Basmati and wild rice salad with tangerines and pine nuts
6 Servings
Ingredients
Quantity | Ingredient | |
---|---|---|
1 | cup | Wild rice |
7 | cups | Water |
Salt | ||
½ | cup | Basmati rice; rinsed and drained |
¾ | cup | Tangerine juice; about 4 tangerines |
½ | cup | Dried currants |
3 | Tangerines | |
Champagne wine vinegar | ||
2 | tablespoons | Light olive oil |
2 | tablespoons | Pine nuts; toasted |
Directions
Place the wild rice in a large saucepan; cover with 1 quart water, add ½ teaspoon salt and bring to a boil. Reduce the heat to a gentle boil; cover and cook until the grains are tender but still chewy, about 30 to 35 minutes.

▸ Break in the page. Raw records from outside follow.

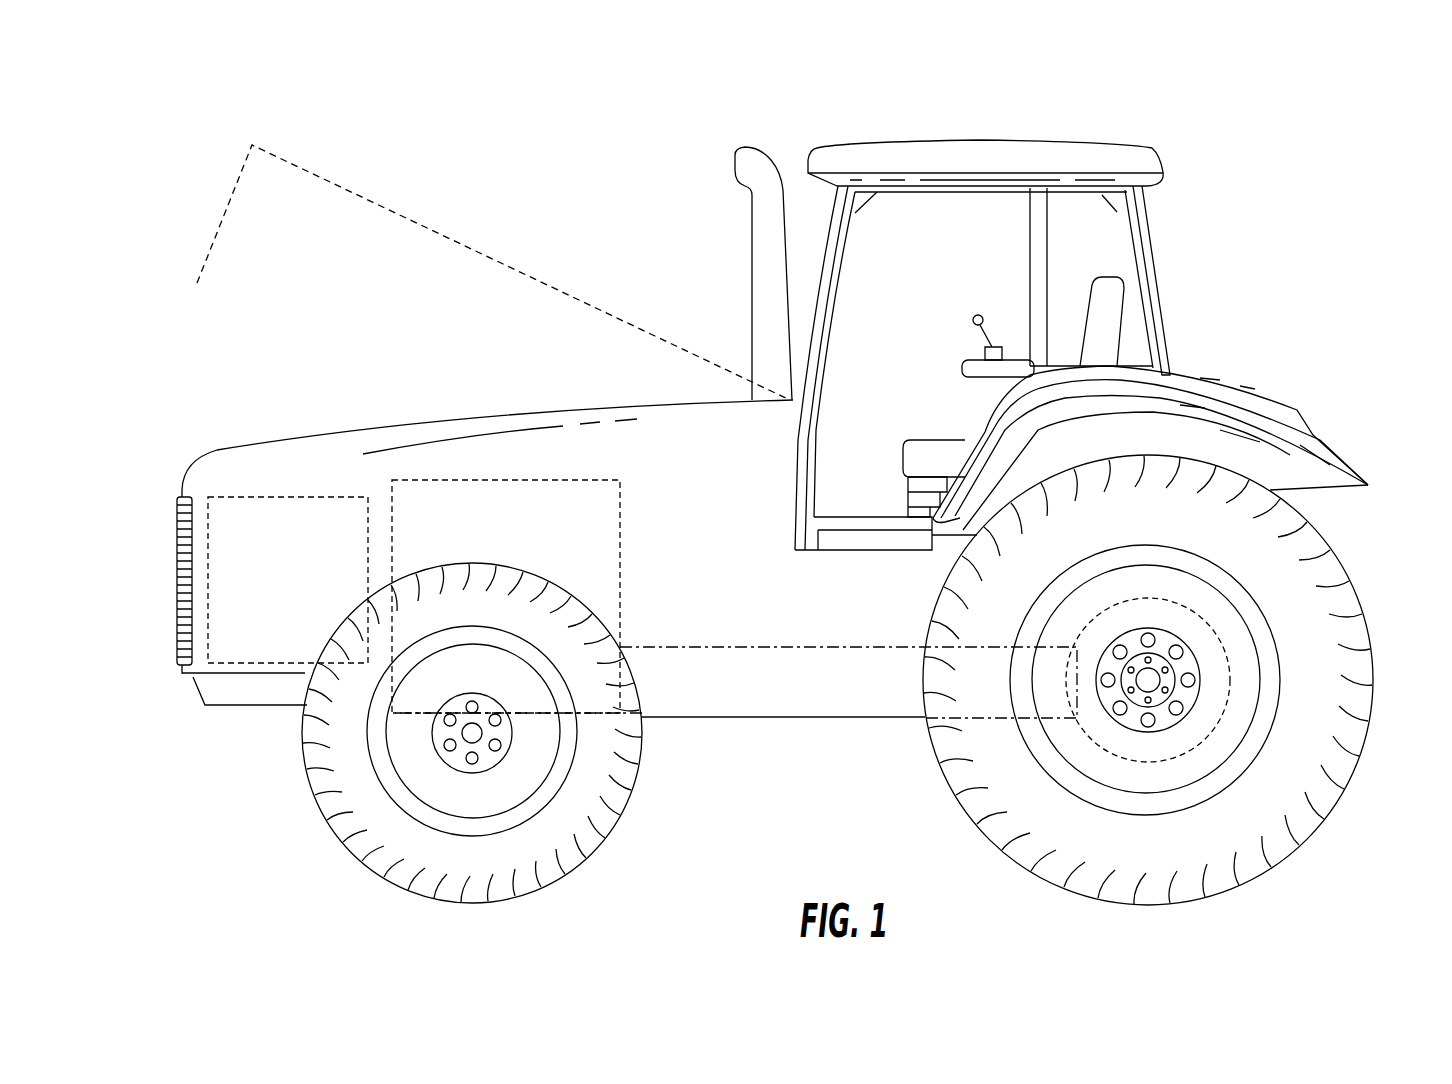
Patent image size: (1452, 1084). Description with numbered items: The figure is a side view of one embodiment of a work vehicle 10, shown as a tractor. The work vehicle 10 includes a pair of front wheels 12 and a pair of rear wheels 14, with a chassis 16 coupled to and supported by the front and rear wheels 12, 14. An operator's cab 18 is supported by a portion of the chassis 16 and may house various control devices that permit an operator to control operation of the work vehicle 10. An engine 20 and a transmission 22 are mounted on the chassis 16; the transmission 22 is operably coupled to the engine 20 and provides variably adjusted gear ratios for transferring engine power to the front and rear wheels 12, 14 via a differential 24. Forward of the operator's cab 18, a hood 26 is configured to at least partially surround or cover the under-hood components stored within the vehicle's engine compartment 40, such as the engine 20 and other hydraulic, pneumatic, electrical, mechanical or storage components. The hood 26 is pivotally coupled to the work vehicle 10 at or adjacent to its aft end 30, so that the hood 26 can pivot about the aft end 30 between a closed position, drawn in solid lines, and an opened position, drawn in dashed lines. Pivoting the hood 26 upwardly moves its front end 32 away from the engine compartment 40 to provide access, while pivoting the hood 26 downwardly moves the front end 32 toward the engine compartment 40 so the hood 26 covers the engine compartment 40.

The work vehicle 10 is at (1298, 107).
The front wheels 12 is at (302, 752).
The rear wheels 14 is at (1372, 717).
The chassis 16 is at (725, 717).
The operator's cab 18 is at (1160, 287).
The engine 20 is at (463, 478).
The transmission 22 is at (778, 645).
The differential 24 is at (1214, 725).
The hood 26 is at (420, 222).
The aft end 30 is at (675, 313).
The front end 32 is at (200, 237).
The engine compartment 40 is at (687, 473).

Bring the remaining 3 cups water to a boil in a medium-size saucepan; add the basmati rice and ½ teaspoon salt. Cook for 8 to 10 minutes, until just tender. Drain and cool, then add to the wild rice.
In a small saucepan over medium heat, heat the tangerine juice just to boiling; pour over the currants to plump them. Peel and section the tangerines, removing the seeds and threads.
Toss the rice with the currants, tangerine juice, ½ tablespoon Champagne vinegar, and the olive oil. If necessary, adjust the seasoning with salt and a splash of vinegar. Add the tangerines and the toasted pine nuts just before serving at room temperature.
VARIATION: Use oranges and their juice in place of tangerines. Using a sharp knife, remove the peel and white pith from the orange by slicing off the top and bottom, then working down the sides. Hold the orange over a bowl to catch the juice and cut each section loose by slicing down next to the membrane.